Here's how you apply it:

• Identify the term with the power, which is usually the variable raised to some degree.
• Increase the exponent by one.
• Divide the coefficient of this term by the new exponent.
• Don’t forget to add the constant of integration \( C \), as this accounts for any constant that might have been part of the original function before differentiation.

For example, when integrating the term \( 3t^2 \), you apply the power rule and end up with \( t^3 \), since \( 3 \times \frac{1}{3}t^{3} = t^3 \). This makes solving integrals much smoother and is essential for finding antiderivatives in polynomial expressions.

The term "indefinite integral" refers to the process of finding the antiderivative of a function. Unlike definite integrals, indefinite integrals do not have set limits. Thus, they provide us with a family of functions that share a common derivative.

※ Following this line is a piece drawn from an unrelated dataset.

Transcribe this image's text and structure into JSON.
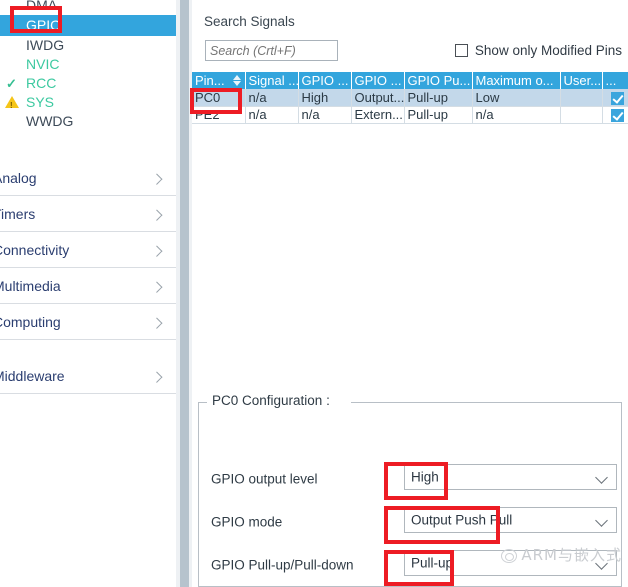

When you integrate a function without specified upper and lower bounds, you end up with an indefinite integral. This form always includes a constant of integration, \( C \), because any constant difference in the original function disappears upon differentiation.

Understanding indefinite integrals is essential in calculus as they allow us to deduce the original function given its derivative. They're often represented with the integral sign \( \int \) followed by a function and a differential, like \( \int (3t^2 - 4t + 7) \, dt \).

This process essentially "undoes" differentiation, allowing us to explore the relationships between functions and their rates of change. The solution to our example problem demonstrates this, resulting in \( t^3 - 2t^2 + 7t + C \).

Finding the antiderivative of a function is akin to retracing steps in calculus to determine the original function from its derivative. The antiderivative is essentially the function that had undergone differentiation to give the original function we're given. There is often more than one antiderivative, thanks to the constant \( C \).

In this specific problem, we are tasked with finding the antiderivative of the polynomial \( 3t^2 - 4t + 7 \). By integrating each term separately:

• Integrate \( 3t^2 \) and get \( t^3 \).
• Integrate \( -4t \) and get \( -2t^2 \).
• Integrate the constant \( 7 \) to obtain \( 7t \).

Combining these results with our understanding of constants, we arrive at the antiderivative \( t^3 - 2t^2 + 7t + C \).

This concept of antiderivatives is crucial for solving real-world problems where it's important to revert from a rate of change to the original quantity or position.